I’ve read almost all of Flannery O’Connor’s work and for the ininitiated, she almost exclusively tells the stories of folks experiences violent transformations and/or conversions through very violent means. This, coupled with the experiences with real folks in real life, led me to an observation (albeit a pretty obvious one if you think about it) on humanity. When things are going well, no one really feels the need to change. When they are going poorly, they will change whatever it takes to improve things. O’Connor gives us some drastic examples of this in her literature, but I think most anyone can observe this both in their own lives and in the lives of those around them.

And so what does Flannery have to do with satire? Well, I think the basic objective behind satire is to shake up a seemingly positive situation. It also tends to cast things that seem to be dandy in a slightly different light, causing a viewer to see things altogether differently. (Think of Samuel telling the story to David) What satire then can do, in effect, is to move someone who is satisfied with the status quo, thinking things are just fine, and make them realize the gravity of a situation. It could make them realize that things truly are going poorly.

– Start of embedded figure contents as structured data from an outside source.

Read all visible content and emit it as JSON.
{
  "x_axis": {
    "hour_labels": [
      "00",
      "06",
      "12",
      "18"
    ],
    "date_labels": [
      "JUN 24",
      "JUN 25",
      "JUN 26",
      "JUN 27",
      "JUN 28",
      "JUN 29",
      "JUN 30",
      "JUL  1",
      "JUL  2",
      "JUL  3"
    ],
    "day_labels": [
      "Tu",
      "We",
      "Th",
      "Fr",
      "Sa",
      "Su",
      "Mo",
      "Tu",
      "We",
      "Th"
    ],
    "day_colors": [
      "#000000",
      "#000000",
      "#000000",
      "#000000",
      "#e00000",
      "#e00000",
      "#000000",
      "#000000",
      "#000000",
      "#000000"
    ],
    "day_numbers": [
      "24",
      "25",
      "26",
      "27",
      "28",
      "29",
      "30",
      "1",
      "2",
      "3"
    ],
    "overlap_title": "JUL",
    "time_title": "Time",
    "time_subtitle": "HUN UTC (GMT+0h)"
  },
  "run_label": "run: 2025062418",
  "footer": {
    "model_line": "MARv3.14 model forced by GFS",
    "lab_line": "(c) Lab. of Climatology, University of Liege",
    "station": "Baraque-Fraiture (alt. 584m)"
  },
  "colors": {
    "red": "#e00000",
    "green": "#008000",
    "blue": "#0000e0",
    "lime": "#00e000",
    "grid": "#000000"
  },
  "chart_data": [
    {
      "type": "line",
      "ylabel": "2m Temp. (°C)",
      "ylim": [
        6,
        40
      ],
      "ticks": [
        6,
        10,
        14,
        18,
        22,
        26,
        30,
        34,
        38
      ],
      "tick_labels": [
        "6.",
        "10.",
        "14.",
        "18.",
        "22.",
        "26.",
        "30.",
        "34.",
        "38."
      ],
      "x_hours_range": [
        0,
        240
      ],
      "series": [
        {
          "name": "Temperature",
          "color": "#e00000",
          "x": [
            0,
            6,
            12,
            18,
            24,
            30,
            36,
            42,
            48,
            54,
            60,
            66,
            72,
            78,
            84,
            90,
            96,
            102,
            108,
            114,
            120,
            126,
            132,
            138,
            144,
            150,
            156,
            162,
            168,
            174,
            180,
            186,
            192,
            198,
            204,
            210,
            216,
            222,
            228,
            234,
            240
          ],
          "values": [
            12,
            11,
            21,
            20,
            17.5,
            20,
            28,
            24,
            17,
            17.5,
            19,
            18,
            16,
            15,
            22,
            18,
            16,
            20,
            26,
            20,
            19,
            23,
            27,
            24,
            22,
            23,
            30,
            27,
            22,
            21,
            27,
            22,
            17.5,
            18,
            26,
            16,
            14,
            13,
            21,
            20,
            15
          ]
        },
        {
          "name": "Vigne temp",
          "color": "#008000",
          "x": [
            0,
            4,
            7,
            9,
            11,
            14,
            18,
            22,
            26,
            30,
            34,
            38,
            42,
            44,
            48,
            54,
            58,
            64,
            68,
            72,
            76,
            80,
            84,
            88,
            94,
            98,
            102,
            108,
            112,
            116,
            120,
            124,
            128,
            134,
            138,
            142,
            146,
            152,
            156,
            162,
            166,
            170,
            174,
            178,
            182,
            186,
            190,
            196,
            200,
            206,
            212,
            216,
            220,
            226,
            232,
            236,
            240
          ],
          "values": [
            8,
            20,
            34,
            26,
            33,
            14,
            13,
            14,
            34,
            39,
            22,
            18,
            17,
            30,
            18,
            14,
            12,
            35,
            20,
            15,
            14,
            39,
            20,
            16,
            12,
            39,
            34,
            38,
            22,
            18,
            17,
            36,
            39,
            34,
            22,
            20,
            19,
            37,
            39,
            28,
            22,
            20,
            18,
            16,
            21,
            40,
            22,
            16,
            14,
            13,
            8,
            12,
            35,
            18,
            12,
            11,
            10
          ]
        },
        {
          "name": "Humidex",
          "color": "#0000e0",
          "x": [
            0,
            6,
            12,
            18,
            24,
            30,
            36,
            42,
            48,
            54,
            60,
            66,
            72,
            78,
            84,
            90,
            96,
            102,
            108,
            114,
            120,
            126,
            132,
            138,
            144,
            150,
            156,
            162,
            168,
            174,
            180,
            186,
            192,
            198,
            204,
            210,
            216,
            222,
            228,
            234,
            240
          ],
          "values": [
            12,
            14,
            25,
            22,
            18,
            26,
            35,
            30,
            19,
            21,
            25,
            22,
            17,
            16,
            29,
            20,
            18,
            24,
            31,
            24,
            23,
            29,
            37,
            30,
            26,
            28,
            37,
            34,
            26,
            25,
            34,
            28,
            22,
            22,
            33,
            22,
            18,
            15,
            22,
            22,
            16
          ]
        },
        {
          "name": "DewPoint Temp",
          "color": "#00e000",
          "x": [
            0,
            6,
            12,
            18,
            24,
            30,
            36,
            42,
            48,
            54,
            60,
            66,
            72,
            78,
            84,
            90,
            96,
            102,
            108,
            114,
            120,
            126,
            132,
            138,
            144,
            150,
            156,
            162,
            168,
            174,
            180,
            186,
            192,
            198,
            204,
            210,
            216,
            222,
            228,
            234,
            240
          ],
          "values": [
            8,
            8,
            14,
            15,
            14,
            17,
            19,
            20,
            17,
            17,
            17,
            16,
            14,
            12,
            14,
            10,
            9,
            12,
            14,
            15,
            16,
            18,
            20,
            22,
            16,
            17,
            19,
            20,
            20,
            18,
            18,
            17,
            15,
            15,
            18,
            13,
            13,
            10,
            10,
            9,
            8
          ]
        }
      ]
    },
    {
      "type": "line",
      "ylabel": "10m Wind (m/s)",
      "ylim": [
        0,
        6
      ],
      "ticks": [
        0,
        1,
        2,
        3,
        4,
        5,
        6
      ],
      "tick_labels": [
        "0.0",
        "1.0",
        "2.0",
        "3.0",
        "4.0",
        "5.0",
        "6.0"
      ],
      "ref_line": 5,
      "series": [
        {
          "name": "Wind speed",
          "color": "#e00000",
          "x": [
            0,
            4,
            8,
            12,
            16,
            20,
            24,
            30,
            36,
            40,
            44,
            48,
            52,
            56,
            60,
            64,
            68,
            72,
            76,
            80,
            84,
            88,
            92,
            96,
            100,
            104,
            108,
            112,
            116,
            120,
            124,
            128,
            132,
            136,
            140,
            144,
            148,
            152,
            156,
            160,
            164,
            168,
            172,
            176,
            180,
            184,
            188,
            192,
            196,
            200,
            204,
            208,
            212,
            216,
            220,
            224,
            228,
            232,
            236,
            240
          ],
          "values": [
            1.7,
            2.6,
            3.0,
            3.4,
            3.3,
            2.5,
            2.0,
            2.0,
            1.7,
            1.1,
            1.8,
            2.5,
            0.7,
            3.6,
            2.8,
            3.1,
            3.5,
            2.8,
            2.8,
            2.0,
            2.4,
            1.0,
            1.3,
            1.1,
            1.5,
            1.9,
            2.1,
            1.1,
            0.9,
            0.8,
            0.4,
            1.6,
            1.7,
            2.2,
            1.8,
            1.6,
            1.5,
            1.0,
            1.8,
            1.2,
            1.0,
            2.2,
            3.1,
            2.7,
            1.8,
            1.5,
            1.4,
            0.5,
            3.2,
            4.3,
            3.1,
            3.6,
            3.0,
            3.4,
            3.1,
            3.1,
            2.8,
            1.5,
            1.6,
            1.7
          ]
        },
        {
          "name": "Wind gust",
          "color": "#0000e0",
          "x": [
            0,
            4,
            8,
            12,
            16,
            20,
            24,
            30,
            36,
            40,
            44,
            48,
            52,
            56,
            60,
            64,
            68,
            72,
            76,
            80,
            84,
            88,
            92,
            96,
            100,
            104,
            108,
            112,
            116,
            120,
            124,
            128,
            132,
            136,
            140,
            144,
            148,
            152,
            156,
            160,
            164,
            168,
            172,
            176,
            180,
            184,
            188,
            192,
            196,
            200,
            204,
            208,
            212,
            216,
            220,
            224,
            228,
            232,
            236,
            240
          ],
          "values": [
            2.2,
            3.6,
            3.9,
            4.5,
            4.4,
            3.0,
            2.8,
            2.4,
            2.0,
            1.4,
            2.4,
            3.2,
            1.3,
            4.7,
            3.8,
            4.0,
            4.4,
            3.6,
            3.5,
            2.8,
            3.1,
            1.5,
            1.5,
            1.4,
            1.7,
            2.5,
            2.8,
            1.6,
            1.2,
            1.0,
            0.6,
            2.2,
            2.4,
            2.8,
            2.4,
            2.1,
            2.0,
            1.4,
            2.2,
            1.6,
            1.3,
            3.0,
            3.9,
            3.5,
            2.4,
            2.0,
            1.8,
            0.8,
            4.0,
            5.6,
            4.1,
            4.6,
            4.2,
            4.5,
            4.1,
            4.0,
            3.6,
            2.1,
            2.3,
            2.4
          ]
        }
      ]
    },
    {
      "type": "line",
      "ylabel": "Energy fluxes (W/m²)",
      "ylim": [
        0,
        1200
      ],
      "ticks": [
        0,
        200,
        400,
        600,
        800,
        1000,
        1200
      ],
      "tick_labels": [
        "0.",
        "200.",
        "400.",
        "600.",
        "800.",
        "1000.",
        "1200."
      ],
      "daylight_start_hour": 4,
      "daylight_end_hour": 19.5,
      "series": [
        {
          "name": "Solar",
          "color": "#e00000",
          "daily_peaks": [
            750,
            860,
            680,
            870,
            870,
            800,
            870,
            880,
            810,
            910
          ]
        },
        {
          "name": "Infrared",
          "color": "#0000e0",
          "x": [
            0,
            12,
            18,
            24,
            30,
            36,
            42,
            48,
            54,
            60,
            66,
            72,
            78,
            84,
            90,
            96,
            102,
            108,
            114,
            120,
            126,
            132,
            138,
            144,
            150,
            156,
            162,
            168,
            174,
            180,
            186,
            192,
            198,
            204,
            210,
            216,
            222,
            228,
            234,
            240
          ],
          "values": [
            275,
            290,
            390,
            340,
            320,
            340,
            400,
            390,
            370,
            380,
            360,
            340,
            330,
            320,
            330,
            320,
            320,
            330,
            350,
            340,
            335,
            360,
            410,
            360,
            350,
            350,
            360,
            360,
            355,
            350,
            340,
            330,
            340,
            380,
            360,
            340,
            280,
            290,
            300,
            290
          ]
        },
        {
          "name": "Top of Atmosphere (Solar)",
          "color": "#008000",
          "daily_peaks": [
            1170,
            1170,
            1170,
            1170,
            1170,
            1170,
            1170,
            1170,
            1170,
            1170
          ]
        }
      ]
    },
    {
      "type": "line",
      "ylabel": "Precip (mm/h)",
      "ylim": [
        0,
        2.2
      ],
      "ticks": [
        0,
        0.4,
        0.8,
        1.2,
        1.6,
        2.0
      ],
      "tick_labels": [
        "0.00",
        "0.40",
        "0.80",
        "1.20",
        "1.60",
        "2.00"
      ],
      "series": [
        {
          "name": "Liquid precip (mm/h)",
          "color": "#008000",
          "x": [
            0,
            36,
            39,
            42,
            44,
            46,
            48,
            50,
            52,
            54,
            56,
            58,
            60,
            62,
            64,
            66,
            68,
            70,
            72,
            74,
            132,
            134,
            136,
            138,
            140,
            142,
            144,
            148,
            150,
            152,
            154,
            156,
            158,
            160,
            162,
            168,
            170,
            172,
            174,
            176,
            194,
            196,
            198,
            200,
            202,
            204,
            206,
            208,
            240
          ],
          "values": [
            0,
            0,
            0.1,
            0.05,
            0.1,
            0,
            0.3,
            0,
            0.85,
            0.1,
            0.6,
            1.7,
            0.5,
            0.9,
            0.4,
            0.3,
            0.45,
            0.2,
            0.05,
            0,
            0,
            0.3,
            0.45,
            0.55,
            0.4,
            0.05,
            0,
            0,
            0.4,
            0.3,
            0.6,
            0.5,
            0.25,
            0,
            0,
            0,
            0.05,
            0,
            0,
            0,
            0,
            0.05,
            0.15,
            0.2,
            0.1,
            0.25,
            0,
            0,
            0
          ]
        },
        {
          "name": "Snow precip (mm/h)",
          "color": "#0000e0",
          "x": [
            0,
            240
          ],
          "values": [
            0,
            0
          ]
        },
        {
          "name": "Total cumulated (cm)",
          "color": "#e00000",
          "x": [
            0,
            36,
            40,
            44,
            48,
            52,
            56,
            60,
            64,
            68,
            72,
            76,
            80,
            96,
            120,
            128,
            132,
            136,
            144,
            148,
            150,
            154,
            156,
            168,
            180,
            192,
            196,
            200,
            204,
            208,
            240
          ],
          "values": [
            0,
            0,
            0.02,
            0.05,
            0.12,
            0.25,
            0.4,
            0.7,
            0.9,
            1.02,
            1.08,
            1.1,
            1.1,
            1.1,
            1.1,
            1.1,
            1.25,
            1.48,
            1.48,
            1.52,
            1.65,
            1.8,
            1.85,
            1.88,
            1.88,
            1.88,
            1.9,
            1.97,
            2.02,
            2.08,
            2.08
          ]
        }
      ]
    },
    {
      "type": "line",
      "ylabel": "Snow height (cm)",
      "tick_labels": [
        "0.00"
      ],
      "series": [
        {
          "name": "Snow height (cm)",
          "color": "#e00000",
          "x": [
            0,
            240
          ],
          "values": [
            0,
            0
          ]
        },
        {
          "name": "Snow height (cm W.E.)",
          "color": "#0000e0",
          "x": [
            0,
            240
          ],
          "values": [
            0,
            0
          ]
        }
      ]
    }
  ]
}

So, all that said, I think that Piper is really taking the difficult position. He thinks you can sell a message of hope to someone who probably doesn’t think they need hope (or change, etc.). He may still advocate stong rebuke of folks, but can you realistically see a particularly stubborn person being moved by such rhetoric?

One final thing. That is the issue of propriety and frequency. Just like any use of strong language, it is stronger the less it is used and weaker the more it is used. When you read Flannery O’Connor cover to cover, her stories don’t seem quite as shocking by the end. You’ve grown accustomed to them. I think the same goes for sarcasm and satire. It should be used in a very calculating manner and for very specific purposes. If it’s not, then you’ll probably wind up sounding like the redneck that simply didn’t get an education and drops f-bombs every other word.